Da arte de começar tudo outra vez
Relendo sobre a morte do artista
plástico Jorge Selaron, inevitavelmente, me teletransporto para meu tempo de
morador de Santa Teresa. O chileno, cujo sobrenome era Morales, veio para cá em
90 e escolheu aquele bairro para morar e deixar sua obra impregnada, eternizada
ali, como a famosa escadaria de azulejos que nos leva até o convento. Fecho os
olhos e me vejo novamente lá, em uma das minhas quase diárias caminhadas
noturnas com minha cockerzinha preta. Vou subindo a Joaquim Murtinho, enquanto
aprecio as luzes da cidade lá embaixo, o relógio da Central, o Cristo Redentor.
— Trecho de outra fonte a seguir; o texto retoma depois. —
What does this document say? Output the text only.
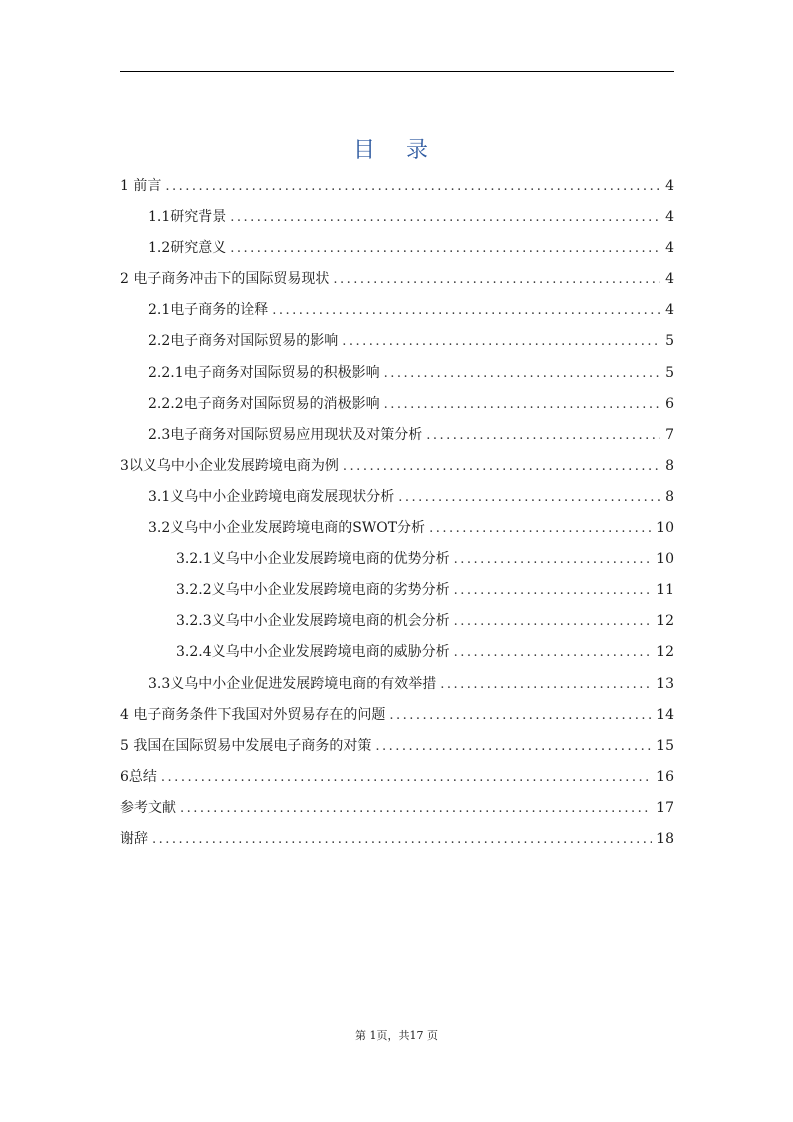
目 录
1 前言 .....	4
1.1研究背景 .....	4
1.2研究意义 .....	4
2 电子商务冲击下的国际贸易现状 .....	4
2.1电子商务的诠释 .....	4
2.2电子商务对国际贸易的影响 .....	5
2.2.1电子商务对国际贸易的积极影响 .....	5
2.2.2电子商务对国际贸易的消极影响 .....	6
2.3电子商务对国际贸易应用现状及对策分析 .....	7
3以义乌中小企业发展跨境电商为例 .....	8
3.1义乌中小企业跨境电商发展现状分析 .....	8
3.2义乌中小企业发展跨境电商的SWOT分析 .....	10
3.2.1义乌中小企业发展跨境电商的优势分析 .....	10
3.2.2义乌中小企业发展跨境电商的劣势分析 .....	11
3.2.3义乌中小企业发展跨境电商的机会分析 .....	12
3.2.4义乌中小企业发展跨境电商的威胁分析 .....	12
3.3义乌中小企业促进发展跨境电商的有效举措 .....	13
4 电子商务条件下我国对外贸易存在的问题 .....	14
5 我国在国际贸易中发展电子商务的对策 .....	15
6总结 .....	16
参考文献 .....	17
谢辞 .....	18
第 1页，共17 页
Chego ao Largo do Curvelo e ultrapasso o bonde, ainda apinhado de gente e
conduzido pelo motorneiro Nelson.
Alguns
conhecidos me cumprimentam, minha vizinha Goretti vai apressada do outro lado
da rua com seu labrador Fred, mas Milla me reboca sem dar a mínima para ele.
Escuto os sons dos sobrados, os televisores quase todos sintonizados no mesmo
canal.
Penso
muitas coisas: um show cansativo meu no SESC, uma conversa com o cantor Jorge
Vercilo, compras necessárias para a casa, questões corriqueiras do prédio e a
venda meteórica de uma casinha-luminária que produzi e considerei a mais
horrível de todas. O mais incrível foi a compradora ter-me encomendado outra
exatamente igual.
Recordo
também a visita a um amigo, que me mostrou ansioso um acervo recém-adquirido, gravações
inéditas colhidas pelo músico Tião Neto (ex-integrante da banda de Sérgio
Mendes): poesias, cantos folclóricos, discursos de Kennedy, a voz de Louis
Armstrong e a primeira gravação de uma música brasileira, um maxixe de nome
Sans Souci. O registro é de 1888 em Portugal. Também a surpreendente Carmen
Miranda cantando em francês para a trilha sonora de um filme. Ter escutado
aquilo tudo, me fez lembrar meu pai. Não entendi a razão. Como vivo buscando
explicações, tento achar a lógica, mas meus devaneios se interrompem no Largo
dos Guimarães, ao esbarrar numa conhecida, que me revela, constrangida, que se
separara do marido e que mora num apartamentinho no Centro. Garante que agora
encontrará a felicidade. Logo nos despedimos. Vou pensando que meus pais
formavam um casal inseparável. Aí, uma luz se acendeu na minha mente. As
gravações antigas... Todos os domingos, durante nossas idas ao Governador Iate
Clube na Ilha, meu pai sintonizava o rádio do carro no “Projeto Minerva”, onde
ouvíamos os cantores do passado (Noel Rosa, Mario Reis, as irmãs Batista,
Francisco Alves...).
Passo
pelas lojinhas, bares, desenhos do Selaron e a Padaria das Famílias, com Milla
me puxando cada vez com mais força, na medida em que nos aproximamos da rampa
em zigue-zague que nos levará até a Rua Triunfo. Dali em diante, ela vai solta,
correndo e balançando as orelhas. O segurança da rua está lá, distraído com seu
radinho de pilhas dentro da cabine. O rádio ainda é uma força. Mesmo com a
televisão e o advento da internet, as pessoas o escutam.
Minha
primeira participação radiofônica aconteceu graças ao compositor Homero
Ferreira. Foi ele quem me levou ao programa do Adelson Alves na Rádio Globo,
depois de me surpreender cantarolando dentro da piscina lá do sítio.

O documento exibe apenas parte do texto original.